Energy leaders in northeast Oklahoma joined this month with city leaders in Tulsa and four state senators in asking the Oklahoma Corporation Commission to do something about what they perceive to be an understaffing of the Commission’s Tulsa offices.
In a July 8 letter, Lieutenant Gov. Matt Pinnell, Tulsa Mayor G.T. Bynum and Senators James Leewright, Joe Newhouse, Dave Rader and Gary Stanislawski brought the issue to the attention of regulators. They charged that “if the efficiency of the Tulsa office is allowed to further erode and/or remain in a state of diminished staffing, the footprint of Tulsa’s oil and gas community may shrink a the correlative commitment to regulatory access does.”

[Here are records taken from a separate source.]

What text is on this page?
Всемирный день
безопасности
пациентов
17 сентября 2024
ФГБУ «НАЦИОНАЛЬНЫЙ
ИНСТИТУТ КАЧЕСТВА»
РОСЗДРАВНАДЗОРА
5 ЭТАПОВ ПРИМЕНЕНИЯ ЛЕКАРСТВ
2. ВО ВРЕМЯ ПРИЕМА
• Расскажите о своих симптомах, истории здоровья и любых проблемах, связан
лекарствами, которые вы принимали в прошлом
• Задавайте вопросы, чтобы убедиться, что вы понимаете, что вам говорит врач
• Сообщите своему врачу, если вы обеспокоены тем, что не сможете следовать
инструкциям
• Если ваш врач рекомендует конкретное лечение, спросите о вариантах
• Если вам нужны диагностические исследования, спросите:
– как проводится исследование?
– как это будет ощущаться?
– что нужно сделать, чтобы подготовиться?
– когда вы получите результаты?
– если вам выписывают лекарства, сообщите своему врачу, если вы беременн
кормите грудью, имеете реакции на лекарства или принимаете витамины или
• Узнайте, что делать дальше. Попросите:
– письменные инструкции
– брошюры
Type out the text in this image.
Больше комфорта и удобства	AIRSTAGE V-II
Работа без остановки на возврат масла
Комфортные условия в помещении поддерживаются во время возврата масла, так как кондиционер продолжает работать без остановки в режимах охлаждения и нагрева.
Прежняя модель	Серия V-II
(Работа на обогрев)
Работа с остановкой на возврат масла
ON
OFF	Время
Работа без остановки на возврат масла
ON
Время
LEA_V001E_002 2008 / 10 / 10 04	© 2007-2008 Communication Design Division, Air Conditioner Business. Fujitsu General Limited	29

Twenty energy companies joined the state leaders in signing the letter in charging that the Tulsa office “is and has been under supported by the Commission and the State as a whole.”
“The understaffing of the Tulsa office manifests itself in many ways, but most poignantly it affects the ability of the companies represented below to schedule and hear causes on the protested docket,” continued the letter.
(Lt. Gov. Matt Pinnell)
The energy companies, Mayor Bynum and Lt. Gov. Pinnell said the Tulsa office handles an estimated 35% of total conservation docket applications before the Corporation Commission. Tulsa has one administrative law judge to hear all of those cases while in Oklahoma City, there are 9 administrative law judges.

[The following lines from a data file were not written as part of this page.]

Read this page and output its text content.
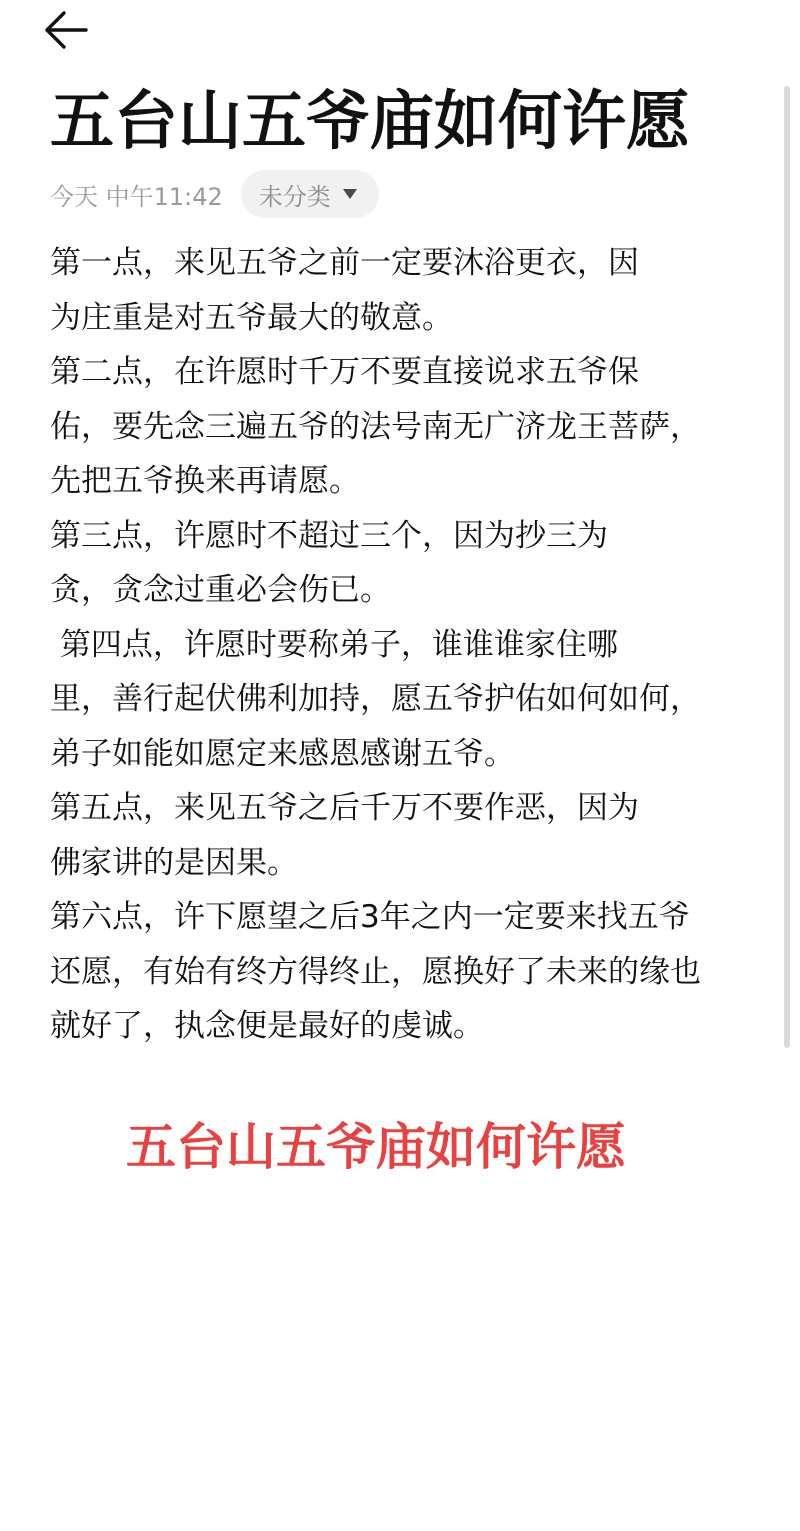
五台山五爷庙如何许愿
今天 中午11:42 未分类
第一点，来见五爷之前一定要沐浴更衣，因
为庄重是对五爷最大的敬意。
第二点，在许愿时千万不要直接说求五爷保
佑，要先念三遍五爷的法号南无广济龙王菩萨，
先把五爷换来再请愿。
第三点，许愿时不超过三个，因为抄三为
贪，贪念过重必会伤已。
第四点，许愿时要称弟子，谁谁谁家住哪
里，善行起伏佛利加持，愿五爷护佑如何如何，
弟子如能如愿定来感恩感谢五爷。
第五点，来见五爷之后千万不要作恶，因为
佛家讲的是因果。
第六点，许下愿望之后3年之内一定要来找五爷
还愿，有始有终方得终止，愿换好了未来的缘也
就好了，执念便是最好的虔诚。
五台山五爷庙如何许愿
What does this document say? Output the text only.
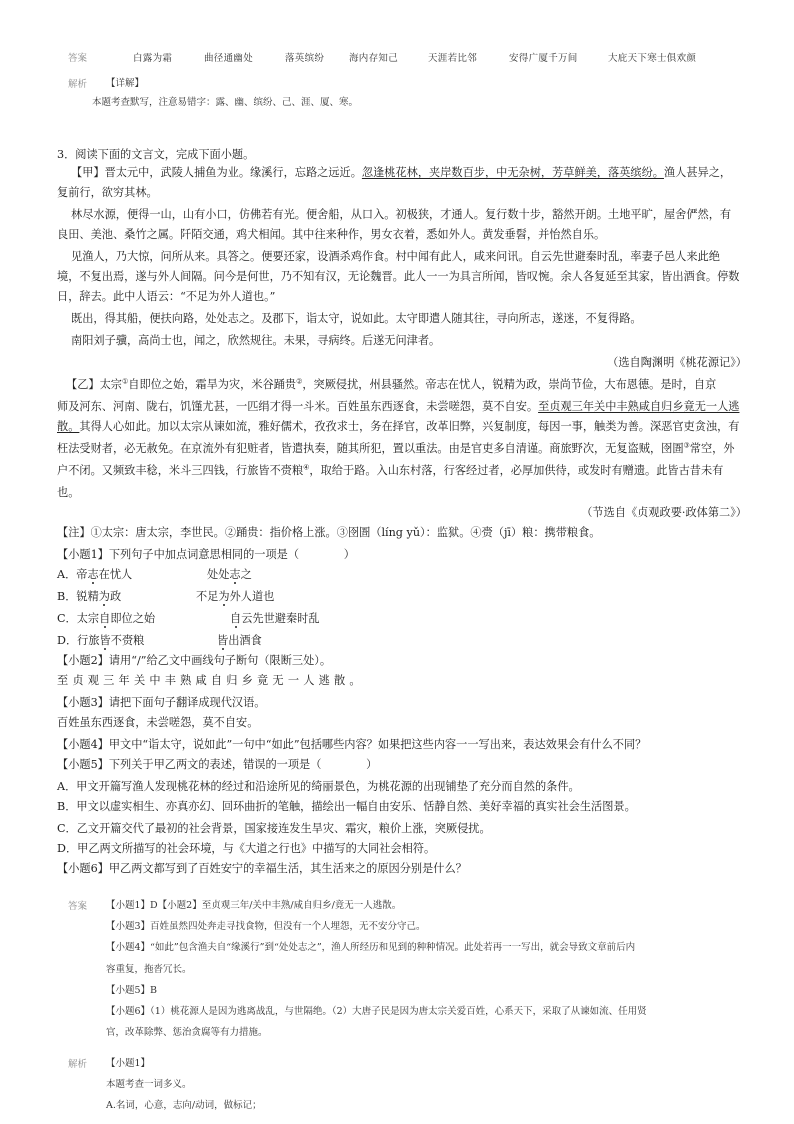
答案	白露为霜	曲径通幽处	落英缤纷	海内存知己	天涯若比邻	安得广厦千万间	大庇天下寒士俱欢颜
解析 【详解】
本题考查默写，注意易错字：露、幽、缤纷、己、涯、厦、寒。
3．阅读下面的文言文，完成下面小题。
【甲】晋太元中，武陵人捕鱼为业。缘溪行，忘路之远近。忽逢桃花林，夹岸数百步，中无杂树，芳草鲜美，落英缤纷。渔人甚异之，
复前行，欲穷其林。
林尽水源，便得一山，山有小口，仿佛若有光。便舍船，从口入。初极狭，才通人。复行数十步，豁然开朗。土地平旷，屋舍俨然，有
良田、美池、桑竹之属。阡陌交通，鸡犬相闻。其中往来种作，男女衣着，悉如外人。黄发垂髫，并怡然自乐。
见渔人，乃大惊，问所从来。具答之。便要还家，设酒杀鸡作食。村中闻有此人，咸来问讯。自云先世避秦时乱，率妻子邑人来此绝
境，不复出焉，遂与外人间隔。问今是何世，乃不知有汉，无论魏晋。此人一一为具言所闻，皆叹惋。余人各复延至其家，皆出酒食。停数
日，辞去。此中人语云：“不足为外人道也。”
既出，得其船，便扶向路，处处志之。及郡下，诣太守，说如此。太守即遣人随其往，寻向所志，遂迷，不复得路。
南阳刘子骥，高尚士也，闻之，欣然规往。未果，寻病终。后遂无问津者。
（选自陶渊明《桃花源记》）
【乙】太宗①自即位之始，霜旱为灾，米谷踊贵②，突厥侵扰，州县骚然。帝志在忧人，锐精为政，崇尚节俭，大布恩德。是时，自京
师及河东、河南、陇右，饥馑尤甚，一匹绢才得一斗米。百姓虽东西逐食，未尝嗟怨，莫不自安。至贞观三年关中丰熟咸自归乡竟无一人逃
散。其得人心如此。加以太宗从谏如流，雅好儒术，孜孜求士，务在择官，改革旧弊，兴复制度，每因一事，触类为善。深恶官吏贪浊，有
枉法受财者，必无赦免。在京流外有犯赃者，皆遣执奏，随其所犯，置以重法。由是官吏多自清谨。商旅野次，无复盗贼，囹圄③常空，外
户不闭。又频致丰稔，米斗三四钱，行旅皆不赍粮④，取给于路。入山东村落，行客经过者，必厚加供待，或发时有赠遗。此皆古昔未有
也。
（节选自《贞观政要·政体第二》）
【注】①太宗：唐太宗，李世民。②踊贵：指价格上涨。③囹圄（líng yǔ）：监狱。④赍（jī）粮：携带粮食。
【小题1】下列句子中加点词意思相同的一项是（　　　　）
A．帝志在忧人	处处志之
B．锐精为政	不足为外人道也
C．太宗自即位之始	自云先世避秦时乱
D．行旅皆不赍粮	皆出酒食
【小题2】请用“/”给乙文中画线句子断句（限断三处）。
至贞观三年关中丰熟咸自归乡竟无一人逃散。
【小题3】请把下面句子翻译成现代汉语。
百姓虽东西逐食，未尝嗟怨，莫不自安。
【小题4】甲文中“诣太守，说如此”一句中“如此”包括哪些内容？如果把这些内容一一写出来，表达效果会有什么不同？
【小题5】下列关于甲乙两文的表述，错误的一项是（　　　　）
A．甲文开篇写渔人发现桃花林的经过和沿途所见的绮丽景色，为桃花源的出现铺垫了充分而自然的条件。
B．甲文以虚实相生、亦真亦幻、回环曲折的笔触，描绘出一幅自由安乐、恬静自然、美好幸福的真实社会生活图景。
C．乙文开篇交代了最初的社会背景，国家接连发生旱灾、霜灾，粮价上涨，突厥侵扰。
D．甲乙两文所描写的社会环境，与《大道之行也》中描写的大同社会相符。
【小题6】甲乙两文都写到了百姓安宁的幸福生活，其生活来之的原因分别是什么？
答案 【小题1】D【小题2】至贞观三年/关中丰熟/咸自归乡/竟无一人逃散。
【小题3】百姓虽然四处奔走寻找食物，但没有一个人埋怨，无不安分守己。
【小题4】“如此”包含渔夫自“缘溪行”到“处处志之”，渔人所经历和见到的种种情况。此处若再一一写出，就会导致文章前后内
容重复，拖沓冗长。
【小题5】B
【小题6】（1）桃花源人是因为逃离战乱，与世隔绝。（2）大唐子民是因为唐太宗关爱百姓，心系天下，采取了从谏如流、任用贤
官，改革除弊、惩治贪腐等有力措施。
解析 【小题1】
本题考查一词多义。
A.名词，心意，志向/动词，做标记；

Those who signed the letter said the scheduling delays “often leaves the affected parties in a perilous environment and makes business planning increasingly difficult due to the uncertainty and timing of the outcome of the cases.”
The issue will be discussed at Thursday’s regular meeting of the Corporation Commission which will be held 9:30 a.m. Another topic will be discussion and possible vote on a revised response to an Executive Order issued by Gov. Kevin Stitt on Feb. 3. The Commission will also consider the appointment of a nonvoting member to the Rural Broadband Expansion Council.
The Commission will also hold discussion and a possible vote for directions to the staff on establishing procedure for conducting in-person hearings in protested matters during COVID-19.